All About “Awful”

Is there a shapeshifter* with more of a split personality than awful? Not likely. To understand why this is so, consider the adjective’s root: the noun awe, which went from meaning “fear” in the strongest sense (according to the OED, “immediate and active fear” in the ninth century) to “the feeling of solemn and reverential wonder” some nine centuries later. Today’s opposite-ends-of-the-pole definitions are extremely disagreeable or objectionable (as in “an awful state of affairs”) and exceedingly great (as in “that’s an awful lot of cash, Randy”).

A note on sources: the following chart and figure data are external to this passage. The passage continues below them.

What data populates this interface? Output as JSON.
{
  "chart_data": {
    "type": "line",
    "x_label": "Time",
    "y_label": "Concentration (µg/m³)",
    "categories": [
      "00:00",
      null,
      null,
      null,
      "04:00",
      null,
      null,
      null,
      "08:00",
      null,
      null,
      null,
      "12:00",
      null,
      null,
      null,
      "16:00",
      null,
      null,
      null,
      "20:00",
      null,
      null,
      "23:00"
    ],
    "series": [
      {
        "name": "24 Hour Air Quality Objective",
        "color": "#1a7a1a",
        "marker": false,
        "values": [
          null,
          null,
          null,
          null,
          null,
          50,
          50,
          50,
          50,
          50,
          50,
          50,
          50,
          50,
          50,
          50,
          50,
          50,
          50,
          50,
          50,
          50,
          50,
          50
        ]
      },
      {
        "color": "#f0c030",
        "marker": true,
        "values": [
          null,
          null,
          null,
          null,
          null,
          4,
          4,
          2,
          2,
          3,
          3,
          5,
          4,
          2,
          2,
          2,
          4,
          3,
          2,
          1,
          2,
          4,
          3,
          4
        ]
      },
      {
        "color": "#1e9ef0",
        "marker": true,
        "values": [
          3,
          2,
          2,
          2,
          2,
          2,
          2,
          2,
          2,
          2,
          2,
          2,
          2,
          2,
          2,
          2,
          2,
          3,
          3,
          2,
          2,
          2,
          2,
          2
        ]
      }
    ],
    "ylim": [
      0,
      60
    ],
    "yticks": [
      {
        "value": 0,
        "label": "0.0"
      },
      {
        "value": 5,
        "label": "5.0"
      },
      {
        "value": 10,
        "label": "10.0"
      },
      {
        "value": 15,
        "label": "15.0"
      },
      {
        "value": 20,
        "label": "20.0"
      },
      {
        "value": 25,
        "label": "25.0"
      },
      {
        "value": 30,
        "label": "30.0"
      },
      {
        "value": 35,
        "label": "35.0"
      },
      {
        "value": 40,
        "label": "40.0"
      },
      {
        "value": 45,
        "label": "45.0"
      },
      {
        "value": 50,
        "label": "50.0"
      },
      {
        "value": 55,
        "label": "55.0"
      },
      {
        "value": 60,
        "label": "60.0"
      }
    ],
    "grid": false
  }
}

Definitions From Times Past  

At the dawn of the sixteenth century, awful meant both terror-stricken and profoundly respectful or reverential. In the late 1580s Christopher Marlowe used it in the first sense in Dr. Faustus “Monarch of hell under whose black survey great potentates do kneel with awful fear.” Three years later Shakespeare employed the second sense of the word in The Tragedy of King Richard II: “…how dare thy joints forget to pay their awful duty to our presence?”

In the early nineteenth century the word’s terror connotation held firm, though by then awful meant appalling as well as terrifying (“The sight of the mob rampaging through the streets was awful”)  – much more pejorative meanings than the word carries today (think “My morning has been just awful so far”).

In the same period, the adverbial form of of the word also came to mean very, extremely, and exceedingly — definitions that had become cemented in place by the turn of the twenty-first century. Sentences such as “That was awfully [or awful] nice of you, Lucy” couldn’t be any more of a part of the day-by-day lingo of English speakers around the world.